Monday, October 13, 2008

“Do you want to get well?”

“Do you want to get well?”

There’s this interesting story in John 5. Jesus is walking past the pool of Bethesda on his way into Jerusalem. It’s a pool recognized for its healing power. Anyone who would dip themselves in the pool immediately after it had been stirred by God’s hand would find healing. There lies a man who had been paralyzed for 38 years. Can you imagine? Thirty-eight years of lying in the dust. No real hope; no real plan for getting better. You can almost feel the desperation as it pours from his flesh. His life has as much room for bitterness and regret as anyone. Along comes the Healer. He passes by the man and turns to him. In what had to rank as one of the most perplexing questions in all of Scripture, Jesus asks, “Do you want to get well?”

One would imagine that the man’s heart leapt within him. Years of crushed dreams and fading hopes have now been given a second chance at life. Instead of responding with a thousand “yeses”, the man offers excuses for why he is where he is when the Master finds him. To his credit, though, when Jesus offers a plan for healing, the man responds and the rest is history (or should we say “his story”).
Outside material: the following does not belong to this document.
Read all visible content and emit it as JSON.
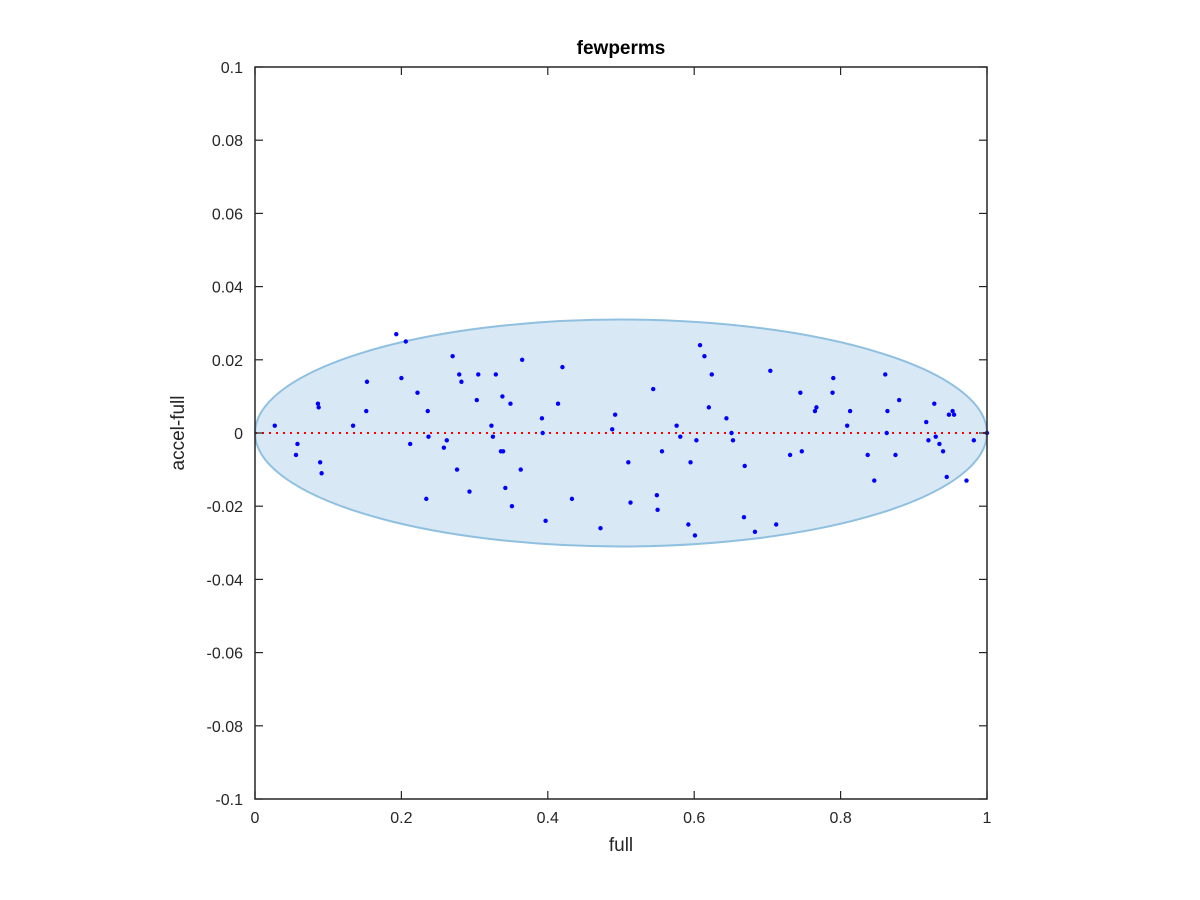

I’ve got a question. Do you really want to be well? You know who you are as I’m typing this (and you’re reading it). Do you really want to know wholeness and strength? Do you want to be released of your burdens and running free of the bondage that has held you to this point? Or, like so many, have you grown comfortable there in the dirt? Is your response to His healing just one more excuse for keeping things just like they are? Maybe you like playing the victim?

Get over it. (I say that in love). The Bible is clear that there is no infirmity, no failure, no addiction, no handicap that God can’t help you through. Sometimes it’s healing He brings. Always, it’s strength to live your life like He intended. You simply have to want to get well. You. Not your friends. Not your pastor. Not your church or your small group or your family. You.

So, quit asking for more prayer if you aren’t willing to get up and walk. Don’t call out for more accountability if you don’t want to receive it. And, by all means, don’t seek a hand up unless the hand you stick out is ready to be healed and whole and used by God for what’s next in your life. So, I ask it again: Do you WANT to be well?